Best practices for Amazon EC2 - Amazon Elastic Compute Cloud

Best practices for Amazon EC2

To ensure the maximum benefit from Amazon EC2, we recommend that you perform the following best practices.

Security
  • Manage access to AWS resources and APIs using identity federation with an identity provider and IAM roles whenever possible. For more information, see Creating IAM policies in the IAM User Guide.

  • Implement the least permissive rules for your security group. For more information, see Security group rules.

  • Regularly patch, update, and secure the operating system and applications on your instance. For more information about updating AL2023, see Updating AL2023 in the AL2023 User Guide. For more information about updating Amazon Linux 2 or the Amazon Linux AMI, see Manage software on your Linux instance in the Amazon EC2 User Guide for Linux Instances.

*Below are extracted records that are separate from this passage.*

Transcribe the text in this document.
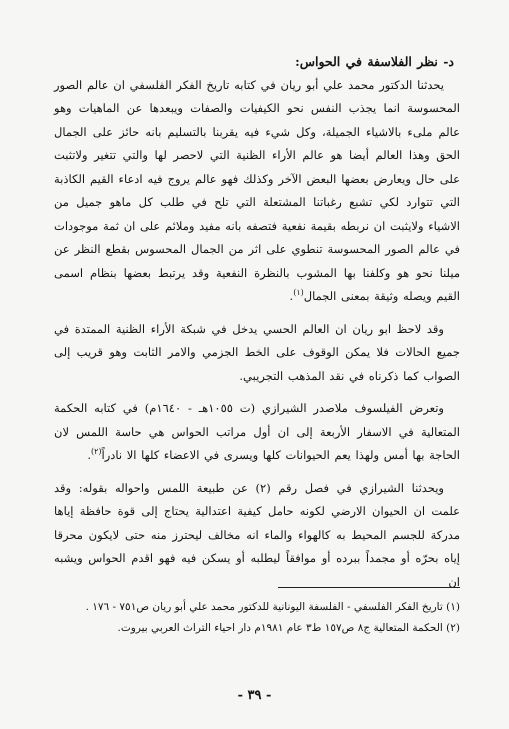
د- نظر الفلاسفة في الحواس:

يحدثنا الدكتور محمد علي أبو ريان في كتابه تاريخ الفكر الفلسفي ان عالم الصور المحسوسة انما يجذب النفس نحو الكيفيات والصفات ويبعدها عن الماهيات وهو عالم ملىء بالاشياء الجميلة، وكل شيء فيه يقربنا بالتسليم بانه حائز على الجمال الحق وهذا العالم أيضا هو عالم الأراء الظنية التي لاحصر لها والتي تتغير ولاتثبت على حال ويعارض بعضها البعض الآخر وكذلك فهو عالم يروج فيه ادعاء القيم الكاذبة التي تتوارد لكي تشبع رغباتنا المشتعلة التي تلح في طلب كل ماهو جميل من الاشياء ولايثبت ان نربطه بقيمة نفعية فتصفه بانه مفيد وملائم على ان ثمة موجودات في عالم الصور المحسوسة تنطوي على اثر من الجمال المحسوس بقطع النظر عن ميلنا نحو هو وكلفنا بها المشوب بالنظرة النفعية وقد يرتبط بعضها بنظام اسمى القيم ويصله وثيقة بمعنى الجمال$^{(١)}$.

وقد لاحظ ابو ريان ان العالم الحسي يدخل في شبكة الأراء الظنية الممتدة في جميع الحالات فلا يمكن الوقوف على الخط الجزمي والامر الثابت وهو قريب إلى الصواب كما ذكرناه في نقد المذهب التجريبي.

وتعرض الفيلسوف ملاصدر الشيرازي (ت ١٠٥٥هـ - ١٦٤٠م) في كتابه الحكمة المتعالية في الاسفار الأربعة إلى ان أول مراتب الحواس هي حاسة اللمس لان الحاجة بها أمس ولهذا يعم الحيوانات كلها ويسرى في الاعضاء كلها الا نادراً$^{(٢)}$.

ويحدثنا الشيرازي في فصل رقم (٢) عن طبيعة اللمس واحواله بقوله: وقد علمت ان الحيوان الارضي لكونه حامل كيفية اعتدالية يحتاج إلى قوة حافظة إياها مدركة للجسم المحيط به كالهواء والماء انه مخالف ليحترز منه حتى لايكون محرقا إياه بحرّه أو مجمداً ببرده أو موافقاً ليطلبه أو يسكن فيه فهو اقدم الحواس ويشبه ان

(١) تاريخ الفكر الفلسفي - الفلسفة اليونانية للدكتور محمد علي أبو ريان ص٧٥١ - ١٧٦ .

(٢) الحكمة المتعالية ج٨ ص١٥٧ ط٣ عام ١٩٨١م دار احياء التراث العربي بيروت.

- ٣٩ -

  • Use Amazon Inspector to automatically discover and scan Amazon EC2 instances for software vulnerabilities and unintended network exposure. For more information, see the Amazon Inspector User Guide.

  • Use AWS Security Hub controls to monitor your Amazon EC2 resources against security best practices and security standards. For more information about using Security Hub, see Amazon Elastic Compute Cloud controls in the AWS Security Hub User Guide.

Storage
  • Understand the implications of the root device type for data persistence, backup, and recovery. For more information, see Storage for the root device.

  • Use separate Amazon EBS volumes for the operating system versus your data. Ensure that the volume with your data persists after instance termination. For more information, see Preserve data when an instance is terminated.

  • Use the instance store available for your instance to store temporary data. Remember that the data stored in instance store is deleted when you stop, hibernate, or terminate your instance. If you use instance store for database storage, ensure that you have a cluster with a replication factor that ensures fault tolerance.

  • Encrypt EBS volumes and snapshots. For more information, see Amazon EBS encryption.

Resource management
  • Use instance metadata and custom resource tags to track and identify your AWS resources. For more information, see Instance metadata and user data and Tag your Amazon EC2 resources.

  • View your current limits for Amazon EC2. Plan to request any limit increases in advance of the time that you'll need them. For more information, see Amazon EC2 service quotas.

  • Use AWS Trusted Advisor to inspect your AWS environment, and then make recommendations when opportunities exist to save money, improve system availability and performance, or help close security gaps. For more information, see AWS Trusted Advisor in the AWS Support User Guide.

Backup and recovery
  • Regularly back up your EBS volumes using Amazon EBS snapshots, and create an Amazon Machine Image (AMI) from your instance to save the configuration as a template for launching future instances. For more information on AWS services that help achieve this use case, see AWS Backup and Amazon Data Lifecycle Manager.

  • Deploy critical components of your application across multiple Availability Zones, and replicate your data appropriately.

  • Design your applications to handle dynamic IP addressing when your instance restarts. For more information, see Amazon EC2 instance IP addressing.

  • Monitor and respond to events. For more information, see Monitor Amazon EC2.

  • Ensure that you are prepared to handle failover. For a basic solution, you can manually attach a network interface or Elastic IP address to a replacement instance. For more information, see Elastic network interfaces. For an automated solution, you can use Amazon EC2 Auto Scaling. For more information, see the Amazon EC2 Auto Scaling User Guide.

  • Regularly test the process of recovering your instances and Amazon EBS volumes to ensure data and services are restored successfully.

Networking
  • Set the time-to-live (TTL) value for your applications to 255, for IPv4 and IPv6. If you use a smaller value, there is a risk that the TTL will expire while application traffic is in transit, causing reachability issues for your instances.